Years ago, I was visiting West Africa with my wife and a small team helping with staff training at an orphanage in Ghana. About an hour from the orphanage was a small grade school that had been, in large part, funded by a friend of ours from the United States. Our friend had asked us to stop by the school to say “Hi”, and to see how they were doing. It didn’t seem like that big of a deal. As is often the case in short-term missions, what we envisioned or intended turned out to be vastly different than what happened.

We had scheduled our “down day” from the work at the orphanage and had called the school to ask permission to come by in the morning to visit. Not a big deal, we thought we would meet with a teacher or two, maybe shake hands with the director, and hit the road. Yikes, were we wrong. When we pulled up, it looked like they had some traditional festival going on. We quickly found out that the “festival” was because some FRIENDS of the guy who funded the place were dropping by. They had suspended classes and put together a program with a few speeches honoring our visit; then each class performed a traditional dance for the benefit of our small team. After the dances they brought out some cookies and a few cokes for us as refreshments. It was a heart-warming, special time. It was also wildly awkward. We were nobody, we hadn’t done anything, but they shut the school down for us for the day. Afterward, it led to some great discussions and a lot of soul-searching among our team.

Money, or the perception of money, changes everything. In hindsight, we realized us showing up to that school was like Bill Gates and Warren Buffet (two of the richest people in the world) stopping by for dinner. Our team collectively was fairly broke, but in the eyes of the people at the school, we were wealthy beyond their imagination. Just the idea that we could pay to travel halfway around the world was a mind-boggling amount of money for them. We wanted to have a real conversation with the school director, but we could tell right away that it was just too weird all around. She was too intimidated by our perceived wealth and connections; she was too afraid to offend, the relationship was just out of balance. We did everything we could to tell them we were nobodies but it just wasn’t going to work.

We need to think about what our impact is in missions by just being present, for good or bad. We assume just showing up and watching might have no impact, but as we saw happen at the school, our visit might have wildly unintended consequences.

Here at our orphanage, we hold Sunday service on site in our small chapel. The service is kid-focused and a special, set-aside time for our family here in our home. We have a lot of visiting groups, and they’re sometimes surprised when they find out they’re not allowed in our service. “But we just want to watch and experience it.” OK, but if we add 10, 20, 30 Americans to our service, it just becomes a show for the American teams. It shifts the focus from our kids, and God, to a cultural presentation for our visitors. Not our goal.

We love our groups; we love when they visit, but for the good of the children in our home we need to maintain boundaries. If a group wants to experience a local service that’s great, we just send them to one of the many local churches in our area. We know their presence will change the dynamic of the local church service, but we’ve talked to the local pastors, and they’re fine with the groups joining in. The groups are welcome there. But the reality is they will change the “feel” of the service just by being present as foreigners. Foreigners that are perceived as being financially wealthy and well connected.

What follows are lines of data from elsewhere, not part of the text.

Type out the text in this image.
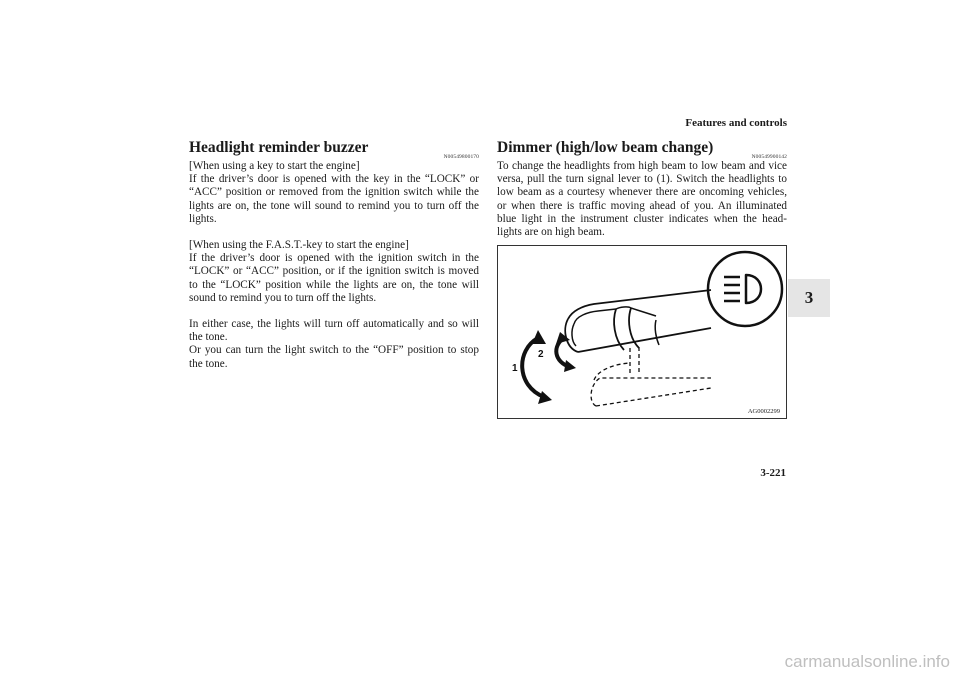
Features and controls
3
Headlight reminder buzzer
N00549800170

[When using a key to start the engine]

If the driver’s door is opened with the key in the “LOCK” or “ACC” position or removed from the ignition switch while the lights are on, the tone will sound to remind you to turn off the lights.

[When using the F.A.S.T.-key to start the engine]

If the driver’s door is opened with the ignition switch in the “LOCK” or “ACC” position, or if the ignition switch is moved to the “LOCK” position while the lights are on, the tone will sound to remind you to turn off the lights.

In either case, the lights will turn off automatically and so will the tone.

Or you can turn the light switch to the “OFF” position to stop the tone.

Dimmer (high/low beam change)
N00549900142

To change the headlights from high beam to low beam and vice versa, pull the turn signal lever to (1). Switch the headlights to low beam as a courtesy whenever there are oncoming vehicles, or when there is traffic moving ahead of you. An illuminated blue light in the instrument cluster indicates when the head-lights are on high beam.

1
2
AG0002299
3-221
carmanualsonline.info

Short-term missions are important. Organizations around the world need help and want teams to come. I’m a huge advocate for short-term missions, and the powerful changes trips can bring into the lives of all those involved, both the teams going and the teams hosting. But it’s so important to do it in as healthy a way as possible.

We need to serve with humility, to serve with sensitivity, and to serve in a way that has as positive an impact as possible. Place yourself into the minds of the people you will be visiting, imagine the impact. Seek to be self-aware, to understand how people view you and be aware of how you are perceived. To be empathetic to others, to understand what they are experiencing, is one of the first steps to effective ministry.